The plaintiff alleges that he was injured when he fell on ice located on the defendant’s premises. The defendant moved for summary judgment, contending that, under the ongoing storm doctrine, the defendant did not owe the plaintiff a legal duty at the time of his injury.

The plaintiff, in opposition, relied upon an affidavit and certified meteorological records which he claimed present a genuine issue of material fact as to whether the plaintiff fell on so-called “old ice,” precluding summary judgment. The court finds undisputed that there was an ongoing storm when the plaintiff fell, as the plaintiff himself testified that it was snowing at the time of the incident which was corroborated by the meteorological records submitted by the plaintiff. As such, the defendant met its burden under the ongoing storm doctrine and the plaintiff must therefore show that the conditions that caused the plaintiff to fall preexisted the ongoing storm and that the defendant had notice of these conditions.

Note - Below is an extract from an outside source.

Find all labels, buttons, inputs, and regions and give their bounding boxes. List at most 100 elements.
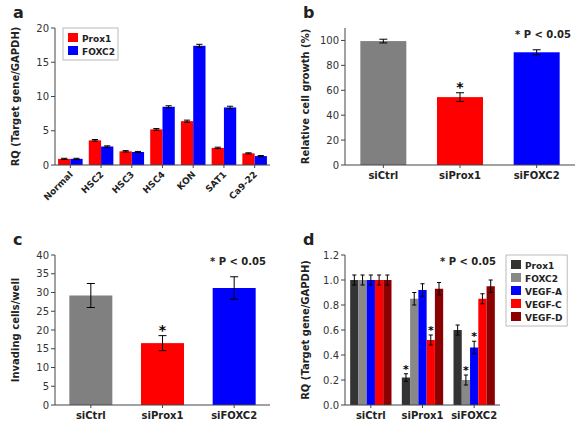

The court finds that the plaintiff’s assertion that he saw ice in the general vicinity of where he fell a few days before is insufficient to satisfy his burden. The plaintiff submitted certified meteorological records to support his argument that ice was present in the days preceding his fall but these records, while supporting his argument that ice was present, do not raise a genuine issue of material fact that ice had in fact formed, was present in the area on the day he fell, establish its thickness, or when it was formed. How and when the ice formed, the court states, is therefore speculation and conjecture, and is insufficient to raise a genuine issue of material fact.

The court finds that evidence that there was ice in the general vicinity of the accident is insufficient to raise a genuine issue of material fact as to whether the defendant had actual or constructive notice. Thus, the court grants the defendant’s motion for summary judgment. Carty v. Merch. 99-111 Founders, LLC, HHD-CV21- 6136904-S, 2023 WL 3194409 (Conn. Super. Ct. Apr. 28, 2023).